Whose Language Counts as High Quality? Measuring Language Ideologies in
Text Data Selection
- URL: http://arxiv.org/abs/2201.10474v2
- Date: Wed, 26 Jan 2022 18:46:26 GMT
- Title: Whose Language Counts as High Quality? Measuring Language Ideologies in
Text Data Selection
- Authors: Suchin Gururangan, Dallas Card, Sarah K. Dreier, Emily K. Gade, Leroy
Z. Wang, Zeyu Wang, Luke Zettlemoyer, Noah A. Smith
- Abstract summary: We find that newspapers from larger schools, located in wealthier, educated, and urban ZIP codes are more likely to be classified as high quality.
We argue that privileging any corpus as high quality entails a language ideology.
- Score: 83.3580786484122
- License: http://arxiv.org/licenses/nonexclusive-distrib/1.0/
- Abstract: Language models increasingly rely on massive web dumps for diverse text data.
However, these sources are rife with undesirable content. As such, resources
like Wikipedia, books, and newswire often serve as anchors for automatically
selecting web text most suitable for language modeling, a process typically
referred to as quality filtering. Using a new dataset of U.S. high school
newspaper articles -- written by students from across the country -- we
investigate whose language is preferred by the quality filter used for GPT-3.

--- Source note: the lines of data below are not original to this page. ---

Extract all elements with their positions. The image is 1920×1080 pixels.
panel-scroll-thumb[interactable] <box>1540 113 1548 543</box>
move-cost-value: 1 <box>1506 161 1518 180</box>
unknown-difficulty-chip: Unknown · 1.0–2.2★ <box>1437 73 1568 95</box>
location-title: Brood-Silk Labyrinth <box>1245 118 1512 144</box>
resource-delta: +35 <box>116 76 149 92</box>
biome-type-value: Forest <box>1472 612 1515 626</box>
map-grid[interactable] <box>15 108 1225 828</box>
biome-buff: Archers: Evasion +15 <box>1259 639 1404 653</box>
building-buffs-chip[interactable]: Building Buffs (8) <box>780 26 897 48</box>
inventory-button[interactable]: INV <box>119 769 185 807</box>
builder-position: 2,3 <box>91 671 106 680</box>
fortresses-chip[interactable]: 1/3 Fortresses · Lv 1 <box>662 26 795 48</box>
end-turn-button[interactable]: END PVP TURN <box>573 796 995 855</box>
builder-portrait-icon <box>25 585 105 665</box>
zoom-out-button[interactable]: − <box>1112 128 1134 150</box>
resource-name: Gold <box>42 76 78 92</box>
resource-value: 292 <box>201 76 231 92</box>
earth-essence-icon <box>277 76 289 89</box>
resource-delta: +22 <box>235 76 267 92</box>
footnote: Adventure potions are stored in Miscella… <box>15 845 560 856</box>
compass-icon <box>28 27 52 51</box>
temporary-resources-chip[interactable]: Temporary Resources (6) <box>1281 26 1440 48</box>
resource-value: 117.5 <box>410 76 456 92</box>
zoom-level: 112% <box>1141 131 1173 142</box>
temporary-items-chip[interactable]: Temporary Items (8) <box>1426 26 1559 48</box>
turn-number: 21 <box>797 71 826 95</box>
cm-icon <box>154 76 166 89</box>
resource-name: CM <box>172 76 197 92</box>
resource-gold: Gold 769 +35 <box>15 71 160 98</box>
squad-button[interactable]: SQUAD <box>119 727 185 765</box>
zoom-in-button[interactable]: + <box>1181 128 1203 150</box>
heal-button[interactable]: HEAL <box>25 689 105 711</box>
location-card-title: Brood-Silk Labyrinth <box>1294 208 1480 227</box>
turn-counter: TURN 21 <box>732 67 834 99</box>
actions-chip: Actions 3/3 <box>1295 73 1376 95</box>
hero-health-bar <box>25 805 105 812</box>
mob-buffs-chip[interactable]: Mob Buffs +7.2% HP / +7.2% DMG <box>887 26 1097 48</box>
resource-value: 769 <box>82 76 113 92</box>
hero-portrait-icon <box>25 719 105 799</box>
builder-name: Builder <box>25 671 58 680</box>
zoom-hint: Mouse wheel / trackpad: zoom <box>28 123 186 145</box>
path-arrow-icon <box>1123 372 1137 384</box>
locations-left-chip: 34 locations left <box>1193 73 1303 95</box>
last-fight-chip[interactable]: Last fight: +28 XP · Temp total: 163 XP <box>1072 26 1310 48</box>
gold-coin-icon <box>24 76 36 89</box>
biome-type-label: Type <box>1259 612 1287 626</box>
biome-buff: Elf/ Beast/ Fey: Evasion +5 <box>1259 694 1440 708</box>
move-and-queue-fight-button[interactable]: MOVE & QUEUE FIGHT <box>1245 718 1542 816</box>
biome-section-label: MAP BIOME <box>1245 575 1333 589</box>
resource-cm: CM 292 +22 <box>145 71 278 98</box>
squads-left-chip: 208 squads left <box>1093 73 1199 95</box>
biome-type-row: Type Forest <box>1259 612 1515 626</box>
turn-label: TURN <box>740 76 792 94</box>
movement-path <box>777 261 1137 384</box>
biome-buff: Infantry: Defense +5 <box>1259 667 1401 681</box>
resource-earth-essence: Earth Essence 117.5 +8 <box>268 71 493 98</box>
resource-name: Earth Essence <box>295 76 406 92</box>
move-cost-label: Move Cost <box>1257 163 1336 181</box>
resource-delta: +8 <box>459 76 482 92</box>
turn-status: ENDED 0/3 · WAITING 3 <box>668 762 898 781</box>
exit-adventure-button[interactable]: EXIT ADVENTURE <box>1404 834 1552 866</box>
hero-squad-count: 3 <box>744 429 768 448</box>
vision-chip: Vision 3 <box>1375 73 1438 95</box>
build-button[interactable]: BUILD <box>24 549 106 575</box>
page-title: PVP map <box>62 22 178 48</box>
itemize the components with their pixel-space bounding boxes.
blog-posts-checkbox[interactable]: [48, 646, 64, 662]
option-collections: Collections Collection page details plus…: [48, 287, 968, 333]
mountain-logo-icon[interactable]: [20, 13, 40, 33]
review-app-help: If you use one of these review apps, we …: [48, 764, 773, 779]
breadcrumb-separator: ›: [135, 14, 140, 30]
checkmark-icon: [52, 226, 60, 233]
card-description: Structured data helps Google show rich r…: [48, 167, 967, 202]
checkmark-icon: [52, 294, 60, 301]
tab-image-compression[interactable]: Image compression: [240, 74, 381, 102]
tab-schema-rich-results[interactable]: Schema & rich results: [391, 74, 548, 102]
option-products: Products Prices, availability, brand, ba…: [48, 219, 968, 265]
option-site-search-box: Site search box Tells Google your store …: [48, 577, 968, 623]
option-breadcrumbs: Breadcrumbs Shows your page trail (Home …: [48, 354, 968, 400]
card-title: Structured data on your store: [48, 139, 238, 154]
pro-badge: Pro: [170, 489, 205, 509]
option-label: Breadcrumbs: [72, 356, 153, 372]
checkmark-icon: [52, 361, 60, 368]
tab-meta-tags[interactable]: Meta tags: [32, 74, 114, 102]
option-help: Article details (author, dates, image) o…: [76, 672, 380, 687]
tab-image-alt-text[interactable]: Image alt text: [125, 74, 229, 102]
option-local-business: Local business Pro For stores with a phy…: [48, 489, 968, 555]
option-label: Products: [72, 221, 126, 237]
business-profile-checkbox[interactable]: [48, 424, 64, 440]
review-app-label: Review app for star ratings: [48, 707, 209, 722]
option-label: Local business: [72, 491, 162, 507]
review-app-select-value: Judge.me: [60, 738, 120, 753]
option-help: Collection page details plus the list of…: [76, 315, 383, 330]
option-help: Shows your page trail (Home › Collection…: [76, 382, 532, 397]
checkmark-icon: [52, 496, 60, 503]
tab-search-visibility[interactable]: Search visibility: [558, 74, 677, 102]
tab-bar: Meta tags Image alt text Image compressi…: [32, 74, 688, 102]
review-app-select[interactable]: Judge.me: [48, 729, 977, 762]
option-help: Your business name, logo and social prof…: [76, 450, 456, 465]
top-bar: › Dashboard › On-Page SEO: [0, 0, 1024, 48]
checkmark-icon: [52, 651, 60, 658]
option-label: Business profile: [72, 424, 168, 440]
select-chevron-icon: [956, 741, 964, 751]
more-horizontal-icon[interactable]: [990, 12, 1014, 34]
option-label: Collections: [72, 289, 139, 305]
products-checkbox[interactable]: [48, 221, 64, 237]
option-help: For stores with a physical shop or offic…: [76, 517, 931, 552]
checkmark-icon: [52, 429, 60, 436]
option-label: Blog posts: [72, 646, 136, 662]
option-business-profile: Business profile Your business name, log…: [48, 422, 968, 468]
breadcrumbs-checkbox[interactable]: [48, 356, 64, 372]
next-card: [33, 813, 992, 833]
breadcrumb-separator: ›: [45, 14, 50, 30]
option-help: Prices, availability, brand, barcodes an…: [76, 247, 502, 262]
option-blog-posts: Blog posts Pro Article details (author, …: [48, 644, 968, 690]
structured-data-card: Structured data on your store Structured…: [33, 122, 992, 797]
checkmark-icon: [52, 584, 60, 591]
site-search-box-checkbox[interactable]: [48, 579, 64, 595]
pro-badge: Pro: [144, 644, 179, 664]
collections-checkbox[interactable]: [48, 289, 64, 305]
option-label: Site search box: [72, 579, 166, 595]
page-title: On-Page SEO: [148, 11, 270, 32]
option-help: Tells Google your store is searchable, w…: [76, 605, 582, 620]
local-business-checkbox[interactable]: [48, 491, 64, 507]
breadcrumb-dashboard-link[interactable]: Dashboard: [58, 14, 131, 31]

We find that newspapers from larger schools, located in wealthier, educated,
and urban ZIP codes are more likely to be classified as high quality. We then
demonstrate that the filter's measurement of quality is unaligned with other
sensible metrics, such as factuality or literary acclaim. We argue that
privileging any corpus as high quality entails a language ideology, and more
care is needed to construct training corpora for language models, with better
transparency and justification for the inclusion or exclusion of various texts.